The International Migration Outlook 2011 editorial suggests that, while migration flows have been affected by the economic crisis, they may not have been affected as much as would have been expected. It notes that 'as economies get back on their feet, the effects of ageing populations and workforces will begin to reassert themselves, and recourse to increased international migration will again look attractive as a way to help fill shortages and to help finance health and pension systems in deficit'. This scenario will present challenges as New Zealand competes to attract and retain the migrants it needs.
[1] OECD. 2011. International Migration Outlook: SOPEMI - 2011 edition.
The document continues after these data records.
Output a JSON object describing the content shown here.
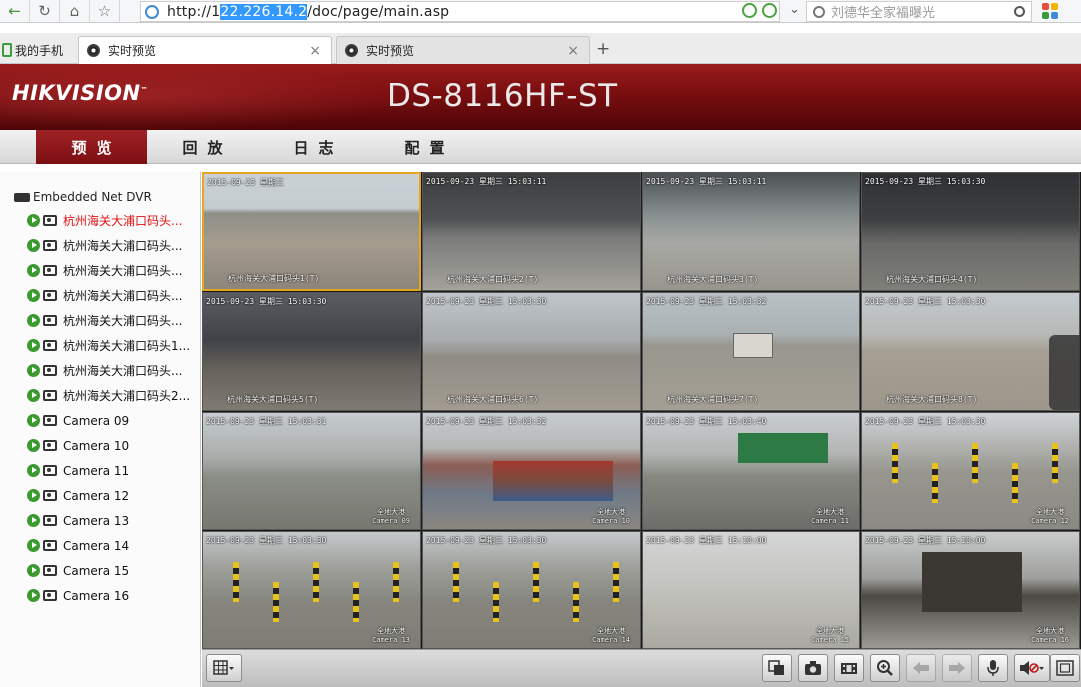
{
  "browser": {
    "url_prefix": "http://1",
    "url_selected": "22.226.14.2",
    "url_suffix": "/doc/page/main.asp",
    "search_placeholder": "刘德华全家福曝光",
    "tabs": [
      {
        "label": "我的手机"
      },
      {
        "label": "实时预览",
        "close": "×"
      },
      {
        "label": "实时预览",
        "close": "×"
      }
    ],
    "new_tab": "+"
  },
  "header": {
    "logo": "HIKVISION",
    "logo_tm": "™",
    "model": "DS-8116HF-ST"
  },
  "menu": {
    "items": [
      {
        "label": "预览",
        "active": true
      },
      {
        "label": "回放"
      },
      {
        "label": "日志"
      },
      {
        "label": "配置"
      }
    ]
  },
  "tree": {
    "root": "Embedded Net DVR",
    "items": [
      {
        "label": "杭州海关大浦口码头...",
        "selected": true
      },
      {
        "label": "杭州海关大浦口码头..."
      },
      {
        "label": "杭州海关大浦口码头..."
      },
      {
        "label": "杭州海关大浦口码头..."
      },
      {
        "label": "杭州海关大浦口码头..."
      },
      {
        "label": "杭州海关大浦口码头1..."
      },
      {
        "label": "杭州海关大浦口码头..."
      },
      {
        "label": "杭州海关大浦口码头2..."
      },
      {
        "label": "Camera 09"
      },
      {
        "label": "Camera 10"
      },
      {
        "label": "Camera 11"
      },
      {
        "label": "Camera 12"
      },
      {
        "label": "Camera 13"
      },
      {
        "label": "Camera 14"
      },
      {
        "label": "Camera 15"
      },
      {
        "label": "Camera 16"
      }
    ]
  },
  "tiles": [
    {
      "time": "2015-09-23 星期三",
      "name": "杭州海关大浦口码头1(T)",
      "cam": ""
    },
    {
      "time": "2015-09-23 星期三 15:03:11",
      "name": "杭州海关大浦口码头2(T)",
      "cam": ""
    },
    {
      "time": "2015-09-23 星期三 15:03:11",
      "name": "杭州海关大浦口码头3(T)",
      "cam": ""
    },
    {
      "time": "2015-09-23 星期三 15:03:30",
      "name": "杭州海关大浦口码头4(T)",
      "cam": ""
    },
    {
      "time": "2015-09-23 星期三 15:03:30",
      "name": "杭州海关大浦口码头5(T)",
      "cam": ""
    },
    {
      "time": "2015-09-23 星期三 15:03:30",
      "name": "杭州海关大浦口码头6(T)",
      "cam": ""
    },
    {
      "time": "2015-09-23 星期三 15:03:32",
      "name": "杭州海关大浦口码头7(T)",
      "cam": ""
    },
    {
      "time": "2015-09-23 星期三 15:03:30",
      "name": "杭州海关大浦口码头8(T)",
      "cam": ""
    },
    {
      "time": "2015-09-23 星期三 15:03:31",
      "name": "",
      "cam": "全地大港\nCamera 09"
    },
    {
      "time": "2015-09-23 星期三 15:03:32",
      "name": "",
      "cam": "全地大港\nCamera 10"
    },
    {
      "time": "2015-09-23 星期三 15:03:40",
      "name": "",
      "cam": "全地大港\nCamera 11"
    },
    {
      "time": "2015-09-23 星期三 15:03:30",
      "name": "",
      "cam": "全地大港\nCamera 12"
    },
    {
      "time": "2015-09-23 星期三 15:03:30",
      "name": "",
      "cam": "全地大港\nCamera 13"
    },
    {
      "time": "2015-09-23 星期三 15:03:30",
      "name": "",
      "cam": "全地大港\nCamera 14"
    },
    {
      "time": "2015-09-23 星期三 15:10:00",
      "name": "",
      "cam": "全地大港\nCamera 15"
    },
    {
      "time": "2015-09-23 星期三 15:10:00",
      "name": "",
      "cam": "全地大港\nCamera 16"
    }
  ],
  "toolbar": {
    "icons": [
      "grid-layout-icon",
      "stop-all-icon",
      "capture-icon",
      "record-icon",
      "zoom-icon",
      "prev-page-icon",
      "next-page-icon",
      "microphone-icon",
      "volume-mute-icon",
      "fullscreen-icon"
    ]
  },
  "colors": {
    "brand_red": "#7c0f13",
    "selected_tree": "#e01010",
    "tile_selected_border": "#e3a620",
    "play_green": "#3b9a2f"
  }
}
Paris: Organisation for Economic Co-operation and Development.
[2] Ibid.
[3] Based on the 24 countries with standardised statistics and the non-OECD Russian Federation.
[4] This consists of movement within the European Economic Area and between Australia and New Zealand.
[5] Despite these increases, temporary migration to Mexico was still less than a third the size of temporary migration to New Zealand.
[6] Note that OECD figures only include students enrolled in full-degree programmes, and are therefore smaller than numbers reported for New Zealand elsewhere (including in this report).
[7] Note that Canada's figures included international students changing to a different temporary status as well as those changing to permanent status, and as such may be over-represented. France, Australia and the Czech Republic also had stay rates in excess of 30 percent.
[8] Korea, Slovenia, Portugal, Iceland, and Estonia had fewer entries, while Spain, Japan, Chile, Korea, Portugal, and Estonia had lower rates of entry.
[9] The 15 European Union member states as at 1995. The Union has been subsequently expanded to include 27 members.
[10] Although applicants for the New Zealand Skilled Migrant Category must be able to prove a high level of English language competency to be considered.